- Born: Ashland, Kentucky, United States
- Occupations: Journalist, author
- Years active: 1962–present
- Notable credit: All Things Considered (NPR)
- Website: www.npr.org/people/1936703/noah-adams

= Noah Adams =

American radio journalist and author

Noah Adams is an American broadcast journalist and author, known primarily since 1987 from National Public Radio.

== Career ==
A former co-host of the daily All Things Considered program, Adams is currently the contributing correspondent at the network's National Desk. His books tend to document a full year in his life, specifically as that year relates to a particular passion or research project. He wrote and narrated a documentary called Father Cares: The Last of Jonestown in 1981, which earned him the Prix Italia, the Alfred I. duPont-Columbia University Award, and the Major Armstrong Award.

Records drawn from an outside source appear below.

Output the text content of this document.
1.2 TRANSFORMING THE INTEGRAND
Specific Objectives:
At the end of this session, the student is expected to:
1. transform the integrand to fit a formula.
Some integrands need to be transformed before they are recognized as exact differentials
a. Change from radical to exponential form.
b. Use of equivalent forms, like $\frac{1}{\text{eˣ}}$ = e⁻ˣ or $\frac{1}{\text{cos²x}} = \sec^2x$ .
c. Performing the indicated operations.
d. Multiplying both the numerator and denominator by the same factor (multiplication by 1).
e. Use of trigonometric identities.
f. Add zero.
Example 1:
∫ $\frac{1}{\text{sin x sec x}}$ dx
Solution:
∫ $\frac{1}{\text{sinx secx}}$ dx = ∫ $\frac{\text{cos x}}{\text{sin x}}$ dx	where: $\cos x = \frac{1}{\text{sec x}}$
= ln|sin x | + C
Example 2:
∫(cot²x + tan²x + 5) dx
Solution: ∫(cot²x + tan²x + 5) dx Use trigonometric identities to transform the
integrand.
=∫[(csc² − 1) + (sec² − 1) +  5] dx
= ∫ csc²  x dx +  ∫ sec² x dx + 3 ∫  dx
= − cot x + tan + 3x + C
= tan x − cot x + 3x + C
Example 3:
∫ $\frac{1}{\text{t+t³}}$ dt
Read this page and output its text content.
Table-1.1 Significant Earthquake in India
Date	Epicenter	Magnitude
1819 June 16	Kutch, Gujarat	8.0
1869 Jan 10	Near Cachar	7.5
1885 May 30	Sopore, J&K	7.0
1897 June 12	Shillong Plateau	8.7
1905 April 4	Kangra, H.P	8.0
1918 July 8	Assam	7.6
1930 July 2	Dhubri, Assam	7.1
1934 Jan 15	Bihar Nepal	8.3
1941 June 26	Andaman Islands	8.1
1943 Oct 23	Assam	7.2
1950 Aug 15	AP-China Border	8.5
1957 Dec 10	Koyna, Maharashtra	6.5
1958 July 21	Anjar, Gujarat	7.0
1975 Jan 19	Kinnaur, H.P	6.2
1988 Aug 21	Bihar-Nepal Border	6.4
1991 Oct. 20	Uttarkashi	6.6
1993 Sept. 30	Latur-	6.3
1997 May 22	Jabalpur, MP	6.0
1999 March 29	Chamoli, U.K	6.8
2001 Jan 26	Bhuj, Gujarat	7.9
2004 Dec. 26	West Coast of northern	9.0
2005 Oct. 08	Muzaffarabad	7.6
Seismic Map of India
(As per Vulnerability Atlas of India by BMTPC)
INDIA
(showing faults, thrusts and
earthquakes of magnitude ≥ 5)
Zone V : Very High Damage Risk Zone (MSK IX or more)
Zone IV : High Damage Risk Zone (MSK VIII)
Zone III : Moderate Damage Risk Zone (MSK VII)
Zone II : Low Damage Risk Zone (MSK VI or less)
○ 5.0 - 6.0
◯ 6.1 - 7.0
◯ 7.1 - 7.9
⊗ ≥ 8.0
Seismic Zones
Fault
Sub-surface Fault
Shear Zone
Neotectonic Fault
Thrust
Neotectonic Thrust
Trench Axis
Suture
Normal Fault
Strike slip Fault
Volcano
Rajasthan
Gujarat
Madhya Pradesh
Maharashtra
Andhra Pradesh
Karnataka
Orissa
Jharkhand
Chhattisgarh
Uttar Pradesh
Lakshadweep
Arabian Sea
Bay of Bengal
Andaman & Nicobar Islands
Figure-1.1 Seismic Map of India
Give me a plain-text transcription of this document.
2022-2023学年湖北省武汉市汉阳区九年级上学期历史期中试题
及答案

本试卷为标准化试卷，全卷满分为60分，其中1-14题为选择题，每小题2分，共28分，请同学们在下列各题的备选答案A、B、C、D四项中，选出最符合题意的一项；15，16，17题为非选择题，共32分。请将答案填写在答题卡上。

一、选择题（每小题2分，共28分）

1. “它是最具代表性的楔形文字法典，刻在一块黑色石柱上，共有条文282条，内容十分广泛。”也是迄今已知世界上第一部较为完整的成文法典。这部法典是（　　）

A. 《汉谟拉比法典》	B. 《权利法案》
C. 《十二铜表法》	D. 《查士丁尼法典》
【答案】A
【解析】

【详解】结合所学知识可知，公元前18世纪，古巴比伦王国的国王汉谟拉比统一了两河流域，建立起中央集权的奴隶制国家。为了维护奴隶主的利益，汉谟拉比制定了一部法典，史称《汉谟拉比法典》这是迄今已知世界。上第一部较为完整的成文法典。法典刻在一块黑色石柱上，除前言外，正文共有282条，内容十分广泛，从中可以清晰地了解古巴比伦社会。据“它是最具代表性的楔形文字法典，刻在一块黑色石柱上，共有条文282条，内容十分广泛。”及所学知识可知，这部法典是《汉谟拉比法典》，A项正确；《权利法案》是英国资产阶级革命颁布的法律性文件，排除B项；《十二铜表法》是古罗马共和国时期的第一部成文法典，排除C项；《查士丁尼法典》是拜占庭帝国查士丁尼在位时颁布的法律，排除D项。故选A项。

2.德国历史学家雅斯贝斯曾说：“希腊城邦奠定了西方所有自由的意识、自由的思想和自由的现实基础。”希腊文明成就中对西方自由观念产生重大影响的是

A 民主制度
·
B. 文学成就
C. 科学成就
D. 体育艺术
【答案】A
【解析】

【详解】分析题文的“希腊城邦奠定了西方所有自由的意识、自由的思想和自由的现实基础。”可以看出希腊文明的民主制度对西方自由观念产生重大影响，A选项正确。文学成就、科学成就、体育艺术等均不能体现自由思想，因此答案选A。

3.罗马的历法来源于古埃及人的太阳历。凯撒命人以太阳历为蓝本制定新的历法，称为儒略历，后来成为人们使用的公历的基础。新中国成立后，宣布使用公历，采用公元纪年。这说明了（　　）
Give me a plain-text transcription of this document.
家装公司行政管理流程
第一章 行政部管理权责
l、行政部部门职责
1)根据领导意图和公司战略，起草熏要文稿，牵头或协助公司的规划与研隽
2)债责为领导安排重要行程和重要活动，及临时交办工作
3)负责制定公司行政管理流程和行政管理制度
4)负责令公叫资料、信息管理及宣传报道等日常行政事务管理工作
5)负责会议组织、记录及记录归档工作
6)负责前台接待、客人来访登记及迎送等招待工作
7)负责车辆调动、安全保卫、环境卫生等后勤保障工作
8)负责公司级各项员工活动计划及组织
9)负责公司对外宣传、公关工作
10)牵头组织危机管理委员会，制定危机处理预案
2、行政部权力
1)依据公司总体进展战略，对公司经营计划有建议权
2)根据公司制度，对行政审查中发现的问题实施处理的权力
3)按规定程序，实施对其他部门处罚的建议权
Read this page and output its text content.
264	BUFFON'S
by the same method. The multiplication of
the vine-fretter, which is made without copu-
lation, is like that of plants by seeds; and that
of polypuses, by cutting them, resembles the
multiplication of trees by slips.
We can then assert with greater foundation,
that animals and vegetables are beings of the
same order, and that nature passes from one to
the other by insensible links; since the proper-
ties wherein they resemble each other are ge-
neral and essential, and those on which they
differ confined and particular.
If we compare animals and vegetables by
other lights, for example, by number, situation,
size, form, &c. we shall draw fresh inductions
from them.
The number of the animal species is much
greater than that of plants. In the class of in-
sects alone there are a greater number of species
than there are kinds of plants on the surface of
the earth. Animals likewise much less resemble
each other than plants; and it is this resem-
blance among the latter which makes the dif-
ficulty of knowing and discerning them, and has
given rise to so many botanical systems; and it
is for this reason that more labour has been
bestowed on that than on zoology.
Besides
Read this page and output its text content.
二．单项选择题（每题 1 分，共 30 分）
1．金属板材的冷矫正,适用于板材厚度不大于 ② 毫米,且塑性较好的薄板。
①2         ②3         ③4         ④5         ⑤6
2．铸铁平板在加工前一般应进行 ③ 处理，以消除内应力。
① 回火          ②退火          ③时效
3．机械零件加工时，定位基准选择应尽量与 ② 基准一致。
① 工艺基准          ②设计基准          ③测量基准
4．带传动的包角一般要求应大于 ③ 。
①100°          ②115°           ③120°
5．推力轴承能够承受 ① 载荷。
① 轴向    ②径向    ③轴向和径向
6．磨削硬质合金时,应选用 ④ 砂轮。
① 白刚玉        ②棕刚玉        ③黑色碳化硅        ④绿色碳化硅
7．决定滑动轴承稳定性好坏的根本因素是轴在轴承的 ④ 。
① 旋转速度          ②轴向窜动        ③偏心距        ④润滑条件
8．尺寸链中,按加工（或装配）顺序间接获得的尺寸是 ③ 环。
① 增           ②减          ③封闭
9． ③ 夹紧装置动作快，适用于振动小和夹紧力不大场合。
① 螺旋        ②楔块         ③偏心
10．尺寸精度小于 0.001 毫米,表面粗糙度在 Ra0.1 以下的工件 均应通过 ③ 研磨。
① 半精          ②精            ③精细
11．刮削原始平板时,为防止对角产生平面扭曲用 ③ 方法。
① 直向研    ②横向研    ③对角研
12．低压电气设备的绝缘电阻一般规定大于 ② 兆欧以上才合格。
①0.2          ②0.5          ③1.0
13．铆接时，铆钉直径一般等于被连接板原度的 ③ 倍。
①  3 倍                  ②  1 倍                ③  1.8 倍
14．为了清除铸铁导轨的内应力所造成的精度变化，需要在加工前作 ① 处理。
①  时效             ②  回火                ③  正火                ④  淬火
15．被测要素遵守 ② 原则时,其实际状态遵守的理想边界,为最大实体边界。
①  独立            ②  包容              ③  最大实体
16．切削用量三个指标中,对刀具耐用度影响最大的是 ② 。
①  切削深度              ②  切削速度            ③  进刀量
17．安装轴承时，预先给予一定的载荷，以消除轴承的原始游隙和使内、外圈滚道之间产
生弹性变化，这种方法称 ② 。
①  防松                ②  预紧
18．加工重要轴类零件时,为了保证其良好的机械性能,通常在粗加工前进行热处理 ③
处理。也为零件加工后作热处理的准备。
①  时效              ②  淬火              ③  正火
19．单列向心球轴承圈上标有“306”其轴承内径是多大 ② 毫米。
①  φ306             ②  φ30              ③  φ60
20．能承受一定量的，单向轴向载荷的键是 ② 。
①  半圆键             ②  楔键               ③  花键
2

Adams was the host of the nationally syndicated Minnesota Public Radio variety show Good Evening, created in 1987 to replace A Prairie Home Companion after that show left the air.
  Good Evening ran for less than a year before being canceled; A Prairie Home Companion returned after a several-year hiatus.

== Personal life ==
Adams was born in Ashland, Kentucky. He is married to Neenah Ellis, and they live in Yellow Springs, Ohio.

==Bibliography==
- Saint Croix Notes: River Mornings, Radio Nights (1990)—A collection of Adams' essays.
- Noah Adams on "All Things Considered": A Radio Journal (1992; ISBN 0-393-03043-1)—Follows his work for NPR during the volatile news year of June 4, 1989 to June 4, 1990.
- Piano Lessons: Music, Love, and True Adventures (1997; ISBN 0-385-31821-9)—Documents his struggles and musings on learning how to play the piano at age 51.
- Far Appalachia: Following the New River North (2001; ISBN 0-385-32013-2)—Adams explores and researches the New River, in a journey from North Carolina to West Virginia.
- The Flyers: In Search of Wilbur and Orville Wright (2003; ISBN 0-609-81032-4)—Adams narrates the history of the Wright brothers' early aviation years by visiting the sites where history had been made.